Funded in part by Edison International, the multi-state regional event had more than 72 teams competing.

AMC’s hit show “Breaking Bad” may no longer be airing new episodes, but “Breaking Bad” still showed up at the 2015 FIRST (For Inspiration of Science & Technology) Robotics West Super Regionals competition recently in Oakland.

“Breaking Bad” is the name of the robot built by the Charging Champions team. The six-member group is comprised of middle and high school students from various schools in Irvine.  

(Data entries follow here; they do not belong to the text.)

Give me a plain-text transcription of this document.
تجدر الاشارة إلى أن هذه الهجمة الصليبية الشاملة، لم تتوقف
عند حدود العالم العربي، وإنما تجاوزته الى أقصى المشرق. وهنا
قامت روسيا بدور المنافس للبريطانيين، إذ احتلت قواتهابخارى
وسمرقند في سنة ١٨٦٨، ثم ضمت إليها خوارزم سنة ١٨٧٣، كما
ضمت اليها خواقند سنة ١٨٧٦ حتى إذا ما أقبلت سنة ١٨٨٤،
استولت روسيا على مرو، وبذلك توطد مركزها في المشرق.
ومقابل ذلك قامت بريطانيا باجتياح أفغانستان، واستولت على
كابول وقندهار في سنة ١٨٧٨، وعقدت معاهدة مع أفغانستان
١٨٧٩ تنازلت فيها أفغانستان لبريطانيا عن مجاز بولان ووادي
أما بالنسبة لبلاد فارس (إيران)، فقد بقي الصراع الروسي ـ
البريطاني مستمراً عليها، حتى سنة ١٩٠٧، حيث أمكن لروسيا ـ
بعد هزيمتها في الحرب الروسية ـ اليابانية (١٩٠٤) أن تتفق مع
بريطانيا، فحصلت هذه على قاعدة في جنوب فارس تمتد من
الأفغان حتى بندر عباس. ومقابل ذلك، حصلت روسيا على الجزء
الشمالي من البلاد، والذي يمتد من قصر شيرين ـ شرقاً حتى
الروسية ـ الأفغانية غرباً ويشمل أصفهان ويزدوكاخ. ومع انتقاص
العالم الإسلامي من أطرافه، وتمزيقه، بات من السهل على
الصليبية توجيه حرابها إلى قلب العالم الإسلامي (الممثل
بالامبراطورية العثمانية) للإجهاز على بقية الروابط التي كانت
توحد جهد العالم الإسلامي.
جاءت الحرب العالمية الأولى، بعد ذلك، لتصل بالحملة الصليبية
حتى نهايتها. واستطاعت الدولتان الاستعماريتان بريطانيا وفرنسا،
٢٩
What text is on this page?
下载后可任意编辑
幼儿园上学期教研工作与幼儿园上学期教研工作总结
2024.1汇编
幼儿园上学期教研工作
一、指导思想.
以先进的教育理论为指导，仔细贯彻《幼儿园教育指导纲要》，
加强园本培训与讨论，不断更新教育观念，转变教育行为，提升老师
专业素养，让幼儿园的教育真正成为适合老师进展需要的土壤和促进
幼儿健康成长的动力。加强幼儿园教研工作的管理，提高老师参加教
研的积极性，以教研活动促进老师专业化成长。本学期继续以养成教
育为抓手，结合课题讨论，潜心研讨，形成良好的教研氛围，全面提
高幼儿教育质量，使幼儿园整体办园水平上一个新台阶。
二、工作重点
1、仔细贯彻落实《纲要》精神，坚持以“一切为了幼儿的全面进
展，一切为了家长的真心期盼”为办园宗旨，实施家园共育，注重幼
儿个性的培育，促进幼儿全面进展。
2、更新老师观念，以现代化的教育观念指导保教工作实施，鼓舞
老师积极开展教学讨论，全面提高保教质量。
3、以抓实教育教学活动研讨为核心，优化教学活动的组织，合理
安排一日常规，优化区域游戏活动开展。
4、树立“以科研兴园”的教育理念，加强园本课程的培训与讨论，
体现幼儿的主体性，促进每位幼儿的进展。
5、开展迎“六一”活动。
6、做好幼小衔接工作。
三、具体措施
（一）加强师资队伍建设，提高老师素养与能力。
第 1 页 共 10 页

“It was like our creation coming to life,” said team member Anish Neervannan about the three-day competition. “What I enjoyed most about the competition was building and programming the robot, and seeing all of the robot's components come to life on the playing field.”

The Charging Champions was one of more than 4,000 international teams that recently competed in the FIRST Tech Challenge. The competition for students in grades 7-12 helps to engage them in STEM (science, technology, engineering or math).

The idea is to design, build and program robots based on sound engineering principles. Awards are given for the competition as well as for community outreach, design and other real-world accomplishments.

Charging Champions coach Raj Neervannan formed the team with school and family friends. It was a way for the parents and kids to bond beyond just sports or other school activities.

“Building robots seemed like a fun way to do that,” he said. “In this process, we have been able to share the real world skills with our kids, such as raising funds, connecting with our community and instilling values of team work and accountability.”

Edison International was a sponsor of the FIRST Robotics competitions and FIRST Tech Challenge through the initiative “Get Into Energy, Get Into STEM.” Supported by the Edison Electric Institute through 11 electric companies, the initiative is managed by the Center for Energy Workforce Development.

The funding covered registration for more than 180 new FIRST Tech teams. Of these teams, the Charging Champions was the only team in Southern California Edison’s service territory to advance to the 2015 West Super Regionals. SCE provided an additional $1,000 toward the Charging Champions’ travel costs and upgrades to their robot.

But at the end of the three-day competition, this “Breaking Bad” was not meant to be. The Charging Champions did not advance to the world championships, but the team gained some valuable life experiences.

“Being on the Charging Champions has taught me a lot about teamwork, what it means to work together to build a system and solve problems,” said Anish. “We didn’t win, but next year we’ll come back stronger.”